Of course the most persistent of footballers is Robin Van Persievere
Of course before he got more in touch with his feminine side of his personality he was called Robin Van Wallety
My parents had great expectations for me but I’ve recently fallen on hard times. What the dickens is that all about?
About ten years ago I saw the author of Charlie and the chocolate factory outside a pub smoking a fag
No, I think it was a benson and hedges.
“I can sea baked beans, thousands of baked beans”
That’s easy to say with Heinz-sight.
Will someone tell Alice cooper that he finished school years ago.

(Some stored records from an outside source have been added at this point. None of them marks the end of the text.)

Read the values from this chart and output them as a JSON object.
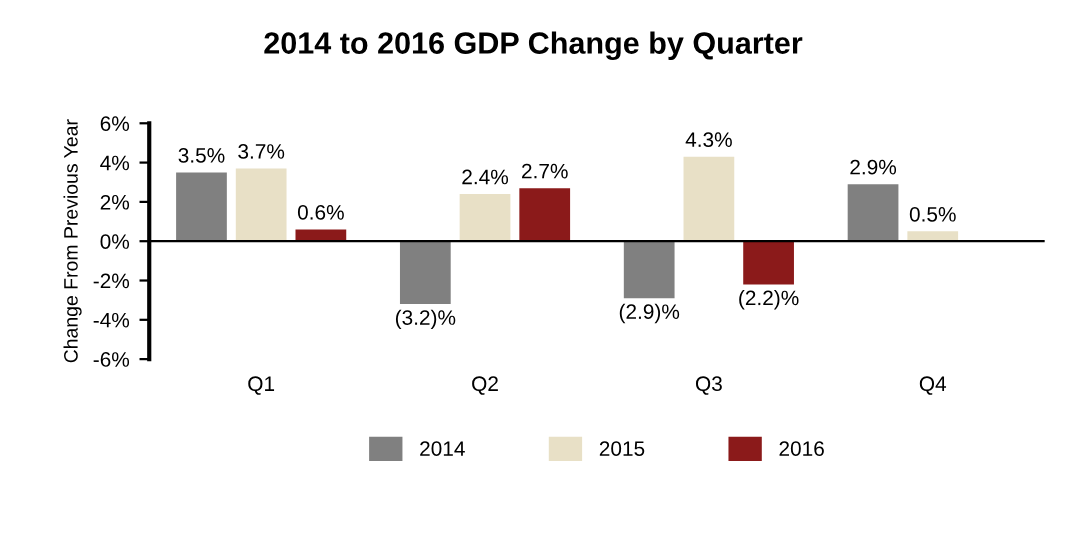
{
  "chart_data": {
    "type": "bar",
    "title": "2014 to 2016 GDP Change by Quarter",
    "ylabel": "Change From Previous Year",
    "categories": [
      "Q1",
      "Q2",
      "Q3",
      "Q4"
    ],
    "series": [
      {
        "name": "2014",
        "color": "#808080",
        "values": [
          3.5,
          -3.2,
          -2.9,
          2.9
        ],
        "value_labels": [
          "3.5%",
          "(3.2)%",
          "(2.9)%",
          "2.9%"
        ]
      },
      {
        "name": "2015",
        "color": "#e8e0c6",
        "values": [
          3.7,
          2.4,
          4.3,
          0.5
        ],
        "value_labels": [
          "3.7%",
          "2.4%",
          "4.3%",
          "0.5%"
        ]
      },
      {
        "name": "2016",
        "color": "#8b1a1a",
        "values": [
          0.6,
          2.7,
          -2.2,
          null
        ],
        "value_labels": [
          "0.6%",
          "2.7%",
          "(2.2)%",
          null
        ]
      }
    ],
    "ylim": [
      -6,
      6
    ],
    "yticks": [
      {
        "value": -6,
        "label": "-6%"
      },
      {
        "value": -4,
        "label": "-4%"
      },
      {
        "value": -2,
        "label": "-2%"
      },
      {
        "value": 0,
        "label": "0%"
      },
      {
        "value": 2,
        "label": "2%"
      },
      {
        "value": 4,
        "label": "4%"
      },
      {
        "value": 6,
        "label": "6%"
      }
    ],
    "ref_lines": [
      {
        "axis": "y",
        "value": 0,
        "color": "#000000"
      }
    ],
    "legend": "bottom"
  }
}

The was a young man from Essex
Who could never rhyme
Or grasp the structure of a limerick.
My next door neighbour is a grumpy fucker. You should have seen the grumpy look on his face when he saw the portrait I made of myself on his windscreen of his car, drawn in my own shit.
Hahaha. I fooled everyone. My life up to now has been a kitchen sink contemporary dance.
Is this a rhetorical question?
Got ct a brand new iPad case for Xmas. Perhaps next year he will get the iPad to go in it.
I need a shave. Or a biscuit. I need a biscuit.
What do you call a serial killer who lies down on a road and bicycles ride all over him?
What do you call a serial killer who lies down on a road and bicycles rode all over him who?
A bicycle path
You may not believe this, but we were just watching “tipping point” and three counters crossed the tipping point and came out of my TV onto my carpet. Stunned
Sugar tax. I’d drink to that.
There is a mushroom expert on BBC breakfast. He seems like a really amusement bloke.
If you phone the speaking clock on your Apple iPhone and hold it to your ear, you can hear the pips. Awwww
I am listening to Leanne Rimes singing a song called “How To Kiss A Boy”
Immediately after listening to it, I wished someone has written a song called “How To Kill Leanne Rimes”
I just found out that Anton Du Beke is an actual real person.